Training neural network with DALI and Paxml#

This simple example shows how to train a neural network implemented in Paxml with DALI data preprocessing. It builds on MNIST training example from Paxml codebse that can be found here.

We use MNIST in Caffe2 format from DALI_extra as a data source.

[1]:

import os

training_data_path = os.path.join(
    os.environ["DALI_EXTRA_PATH"], "db/MNIST/training/"
)
validation_data_path = os.path.join(
    os.environ["DALI_EXTRA_PATH"], "db/MNIST/testing/"
)

The first step is to create the iterator definition function that will later be used to create instances of DALI iterators. It defines all steps of the preprocessing. In this simple example we have fn.readers.caffe2 for reading data in Caffe2 format, fn.decoders.image for image decoding, fn.crop_mirror_normalize used to normalize the images and fn.reshape to adjust the shape of the output tensors.

This example focuses on how to use DALI pipeline with Paxml. For more information on writing DALI iterators look into DALI and JAX getting started and pipeline documentation. To learn more about Paxml and how to write neural networks with it, look into Paxml Github page.

[2]:

import nvidia.dali.fn as fn
import nvidia.dali.types as types
from nvidia.dali.plugin.jax import data_iterator


@data_iterator(
    output_map=["inputs", "labels"],
    reader_name="mnist_caffe2_reader",
    auto_reset=True,
)
def mnist_iterator(data_path, random_shuffle):
    jpegs, labels = fn.readers.caffe2(
        path=data_path,
        random_shuffle=random_shuffle,
        name="mnist_caffe2_reader",
    )
    images = fn.decoders.image(jpegs, device="mixed", output_type=types.GRAY)
    images = fn.crop_mirror_normalize(
        images, dtype=types.FLOAT, std=[255.0], output_layout="HWC"
    )

    labels = labels.gpu()
    labels = fn.reshape(labels, shape=[])

    return images, labels

This example uses Pax data input defined in Praxis. We will create a simple wrapper that uses DALI iterator for JAX as a data source.

[3]:

from praxis import base_input
from nvidia.dali.plugin import jax as dax


class MnistDaliInput(base_input.BaseInput):
    def __post_init__(self):
        super().__post_init__()

        data_path = (
            training_data_path if self.is_training else validation_data_path
        )

        training_pipeline = mnist_iterator(
            data_path=data_path,
            random_shuffle=self.is_training,
            batch_size=self.batch_size,
        )
        self._iterator = dax.DALIGenericIterator(
            training_pipeline,
            output_map=["inputs", "labels"],
            reader_name="mnist_caffe2_reader",
            auto_reset=True,
        )

    def get_next(self):
        try:
            return next(self._iterator)
        except StopIteration:
            self._iterator.reset()
            return next(self._iterator)

    def reset(self) -> None:
        super().reset()
        self._iterator = self._iterator.reset()

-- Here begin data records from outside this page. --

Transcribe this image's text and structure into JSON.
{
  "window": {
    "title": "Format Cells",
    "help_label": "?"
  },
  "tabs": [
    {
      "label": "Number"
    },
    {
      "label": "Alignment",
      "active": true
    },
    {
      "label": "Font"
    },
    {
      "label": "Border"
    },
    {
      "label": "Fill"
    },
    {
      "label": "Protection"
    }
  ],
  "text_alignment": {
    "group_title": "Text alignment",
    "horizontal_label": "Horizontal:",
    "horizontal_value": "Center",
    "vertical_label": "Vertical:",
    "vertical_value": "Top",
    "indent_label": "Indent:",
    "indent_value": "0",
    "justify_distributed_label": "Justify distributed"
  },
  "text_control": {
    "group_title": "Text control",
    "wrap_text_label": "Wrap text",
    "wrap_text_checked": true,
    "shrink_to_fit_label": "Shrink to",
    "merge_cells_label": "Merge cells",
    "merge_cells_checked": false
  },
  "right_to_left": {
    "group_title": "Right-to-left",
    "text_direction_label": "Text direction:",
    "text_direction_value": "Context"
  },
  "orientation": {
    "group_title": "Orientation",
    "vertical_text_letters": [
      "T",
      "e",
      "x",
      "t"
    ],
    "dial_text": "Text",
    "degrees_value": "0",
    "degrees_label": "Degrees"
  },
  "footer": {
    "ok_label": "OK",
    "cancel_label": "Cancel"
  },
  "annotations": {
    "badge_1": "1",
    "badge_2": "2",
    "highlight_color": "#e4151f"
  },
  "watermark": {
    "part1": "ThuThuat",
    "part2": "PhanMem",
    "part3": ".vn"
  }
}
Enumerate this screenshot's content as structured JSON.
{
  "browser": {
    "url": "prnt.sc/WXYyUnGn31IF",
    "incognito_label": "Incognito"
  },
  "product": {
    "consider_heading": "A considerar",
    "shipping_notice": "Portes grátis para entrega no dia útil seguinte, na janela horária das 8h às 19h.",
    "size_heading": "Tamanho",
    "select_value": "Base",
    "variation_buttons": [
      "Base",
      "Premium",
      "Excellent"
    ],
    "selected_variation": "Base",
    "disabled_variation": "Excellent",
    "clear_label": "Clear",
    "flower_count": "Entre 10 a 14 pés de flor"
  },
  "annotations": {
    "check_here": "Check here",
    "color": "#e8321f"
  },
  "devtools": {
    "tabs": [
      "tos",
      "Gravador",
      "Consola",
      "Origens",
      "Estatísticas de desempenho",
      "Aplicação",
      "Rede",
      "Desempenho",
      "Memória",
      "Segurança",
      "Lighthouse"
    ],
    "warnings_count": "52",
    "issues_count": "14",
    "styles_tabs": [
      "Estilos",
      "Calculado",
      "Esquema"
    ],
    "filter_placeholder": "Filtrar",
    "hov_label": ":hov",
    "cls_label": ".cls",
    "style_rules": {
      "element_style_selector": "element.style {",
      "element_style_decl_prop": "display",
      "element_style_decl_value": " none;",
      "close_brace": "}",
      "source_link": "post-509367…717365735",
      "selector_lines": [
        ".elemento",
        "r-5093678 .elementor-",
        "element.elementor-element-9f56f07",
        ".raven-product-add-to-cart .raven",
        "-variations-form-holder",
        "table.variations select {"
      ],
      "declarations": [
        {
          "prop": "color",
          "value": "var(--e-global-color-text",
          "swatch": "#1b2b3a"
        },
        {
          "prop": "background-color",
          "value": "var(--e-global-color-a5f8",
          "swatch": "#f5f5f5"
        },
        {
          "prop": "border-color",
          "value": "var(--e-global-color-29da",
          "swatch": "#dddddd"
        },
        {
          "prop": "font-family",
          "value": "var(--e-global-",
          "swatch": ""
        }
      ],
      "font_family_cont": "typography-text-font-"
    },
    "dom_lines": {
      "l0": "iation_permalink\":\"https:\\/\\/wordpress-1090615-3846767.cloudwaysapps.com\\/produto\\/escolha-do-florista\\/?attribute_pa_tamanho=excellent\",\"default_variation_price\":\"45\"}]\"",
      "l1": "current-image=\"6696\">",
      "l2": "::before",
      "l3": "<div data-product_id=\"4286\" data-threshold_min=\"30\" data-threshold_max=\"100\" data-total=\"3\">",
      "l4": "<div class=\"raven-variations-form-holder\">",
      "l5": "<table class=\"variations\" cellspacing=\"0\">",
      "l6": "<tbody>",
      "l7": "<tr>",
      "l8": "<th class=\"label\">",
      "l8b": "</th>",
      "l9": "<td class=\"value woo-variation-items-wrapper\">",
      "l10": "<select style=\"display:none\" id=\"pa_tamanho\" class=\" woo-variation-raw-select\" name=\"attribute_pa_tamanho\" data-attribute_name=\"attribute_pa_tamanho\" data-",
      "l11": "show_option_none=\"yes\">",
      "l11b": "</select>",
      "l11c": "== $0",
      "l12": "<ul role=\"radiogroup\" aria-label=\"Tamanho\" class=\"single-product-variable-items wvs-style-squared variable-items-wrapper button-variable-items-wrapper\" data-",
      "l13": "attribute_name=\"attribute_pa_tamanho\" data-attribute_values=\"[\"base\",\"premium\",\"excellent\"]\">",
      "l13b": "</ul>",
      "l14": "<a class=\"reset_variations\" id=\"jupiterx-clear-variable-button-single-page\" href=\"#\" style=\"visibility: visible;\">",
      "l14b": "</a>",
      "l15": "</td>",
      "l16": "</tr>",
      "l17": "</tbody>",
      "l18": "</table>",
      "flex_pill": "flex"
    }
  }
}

MnistDaliInput can be used in Pax Experiment as a source of data. Code sample below shows how these two classes can be connected by defining datasets method of Experiment class.

def datasets(self) -> list[pax_fiddle.Config[base_input.BaseInput]]:
  return [
      pax_fiddle.Config(
          MnistDaliInput, batch_size=self.BATCH_SIZE, is_training=True
      )
  ]

For the full working example you can look into docs/examples/frameworks/jax/pax_examples. Code in this folder can be tested by running command below.

[4]:

!python -m paxml.main --job_log_dir=/tmp/dali_pax_logs --exp pax_examples.dali_pax_example.MnistExperiment 2>/dev/null

It produces a log compatible with tensorboard in /tmp/dali_pax_logs. We use a helper function that reads training accuracy from the logs and prints it in the terminal.

[5]:

from tensorflow.core.util import event_pb2
from tensorflow.python.lib.io import tf_record
from tensorflow.python.framework import tensor_util


def print_logs(path):
    "Helper function to print logs from logs directory created by paxml example"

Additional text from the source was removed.